Section: WAAAAAAAY Out
Topic: A Place to Get Completely WeIRd!@#$&^*
Article: A Revised Vader/Luke Encounter
Posted on 6/30/95 by spazz
Hello All! It's Vacuum Fighter Guy! I'm Using Matt's Computer To Write This, So It Says His Handle At The Top.
I think the "I AM YER FATHER" scene in starwars Should've Gone like This…
(Vader is standing in front of Luke, who is tying his shoe. Luke stands up and looks at Vader.)
Vader: You will join the Dark Side. It is your destiny.
Luke: No Way, Fool
Vader: I'll give you a nice shiny penny!
Luke: No. I'm Here to Kill you! But the penny is tempting.
(Luke pulls a big stick from his belt)
(Vader pulls a big stick from the depths of his cape)
Vader: Luke…I am-
Luke: What? My Father?! Yeah Right!
Vader: Let me finish! Luke… I am a cheese cake!
Luke: But the script says you're my father!
Vader: That too. But I'm also a cheese cake!
Luke: Oh good! Dad, can I borrow the keys to the Death Star?
Vader: No! Don't you realize that I'm a cheese cake?
Vader: Don't you understand? I AM A CHEESE CAKE!!!
Luke: What's your point?
Vader: You must join me in being a cheese cake… it is your destiny.
Luke: No, I'm supposed to marry Leia!
Vader: Uh… Obi Wan! Tell Him!
Luke: tell me what?
Obi Wan's Voice: Leia is your sister's uncle's brother's sister.
Obi Wan's Voice: Oh, oops! I made a mistake, she's your sister.
Luke: That's impossible!
(luke pulls off a rubber mask and reveals his true identity)
"Luke": I AM LEIA!!!
Alrighty! It's Me Again! Vacuum Figh--- oh, sorry, just me… SPAZZ!!!
Vader: Luke, you will join the dark side of the force and we will rule as father and son!
Luke: You idiot! You haven't told me you're my father yet!

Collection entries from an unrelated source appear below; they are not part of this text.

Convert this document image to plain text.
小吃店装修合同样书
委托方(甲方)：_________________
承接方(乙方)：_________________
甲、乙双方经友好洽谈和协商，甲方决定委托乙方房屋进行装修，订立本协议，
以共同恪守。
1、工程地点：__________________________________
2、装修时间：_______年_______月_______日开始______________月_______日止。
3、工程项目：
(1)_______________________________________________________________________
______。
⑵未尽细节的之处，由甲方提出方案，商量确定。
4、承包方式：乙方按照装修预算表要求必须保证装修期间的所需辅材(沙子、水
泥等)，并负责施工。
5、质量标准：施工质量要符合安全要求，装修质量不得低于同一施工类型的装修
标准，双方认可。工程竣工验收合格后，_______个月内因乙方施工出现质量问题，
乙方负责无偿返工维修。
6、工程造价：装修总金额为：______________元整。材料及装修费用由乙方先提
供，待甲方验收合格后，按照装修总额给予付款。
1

Vader: And I'm not going to. I have other news for you…
Luke: You're having a baby?
Vader: No, Obi Wan never told you what happened to that cheese cake you never ate when you were two…
Luke: He told me enough, he said you ate it and that you're my father!
Vader: No…. I am a cheese cake!
Luke: No you're not!
Vader: Yes I am!
Luke: No you're not!
Vader: Yes I Am!
Luke: Oh Yeah!?
(Luke pulls a small piece of metal from his pocket.)
Vader: What the is that!?
(Luke presses a nifty button on the metal thing. A light comes from it and takes the shape of a fork)
Luke: A lightfork… A more elegant weapon for a more fork-oriented time. Not as generic or plain as a lightsaber.
Vader: I knew that, I was just seeing if you knew!
(Vader pulls a similar piece of metal from inside his helmet somewhere.)
Luke: You have one too?
(Vader ignites his LightSpoon!)
(it's a tie)
(they do that little rock\paper\scissors thing to decide on the winner)
Vader: You cheated!
Luke: Ok, this time you choose how to decide the winner!
(they play chess, Luke wins.)
Luke: Well, I won again! Let's just let me go and I'll tell the rebel alliance I beat you in a fight!
Vader: Let me cut off your hand so you have proof!
Luke: No way!
Vader: Yes Way!!
Luke: Well alright!
Later in the rebel base…
Doctor: Your hand got cut off!
Luke: I know!
Han: What can you do for him, doc?"
Doctor; We can rebuild him… we can make him better than he was… better, stronger, faster!